Dies hat mehrere Vorteile:
- Die Verordnung ist konkret darauf ausgelegt entstehenden Wohnraum zu berechnen und trifft dementsprechend auch Regelungen zu Nicht-Vollgeschossen wie Dachgeschossen (in § 4 WoFIV)
- Die Wohnflächenverordnung ist detaillierter geregelt als die Geschossfläche in der BauNVO. Somit kann der Berechnungsprozess sowohl für Architekten, Vorhabenträger als auch für die Stadtplanung bei der Prüfung vereinfacht werden.
- Da die Vorhabenträger gem.

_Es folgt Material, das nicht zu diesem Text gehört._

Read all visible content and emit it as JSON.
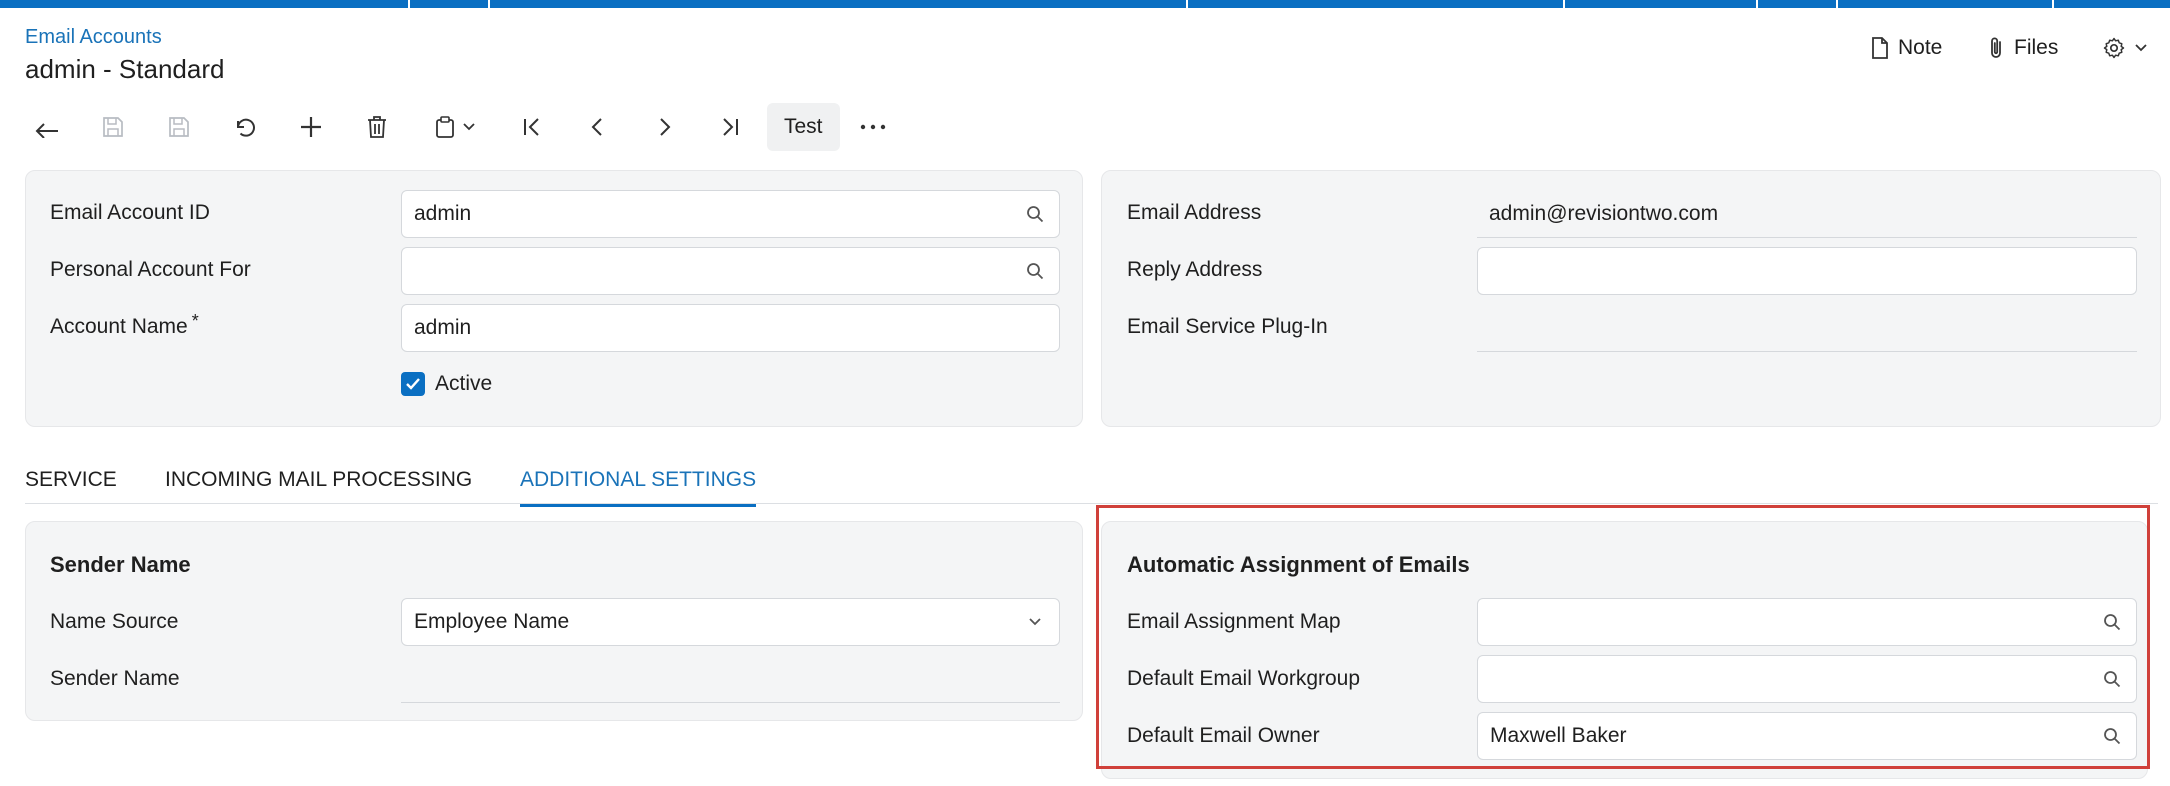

Punkt 5.3 der SoBoN die SoBoN-Wohnungen nach dem Wohnraumförderungsgesetz errichten müssen, liegt die Berechnung also schon vor oder muss sowieso über die WoFIV erfolgen.
Die Stadtplanung geht davon aus, dass mit der neuen Formulierung des Punktes 5.1 die Anwendbarkeit der SoBoN weiter vereinfacht wird und der tatsächlich entstehende Wohnraum besser erfasst und herangezogen werden kann.
Die 1. Änderung der SoBoN kann ab Zeitpunkt der Beschlussfassung angewendet werden. Bereits angestoßene Projekte und Vorhaben (z.B. Dreierstraße 9) sind von der Änderung nicht betroffen. Vorhaben werden nach der SoBoN Fassung bewertet, die zum Zeitpunkt der Unterschrift unter den sog. Kostenübernahmevertrag gültig war.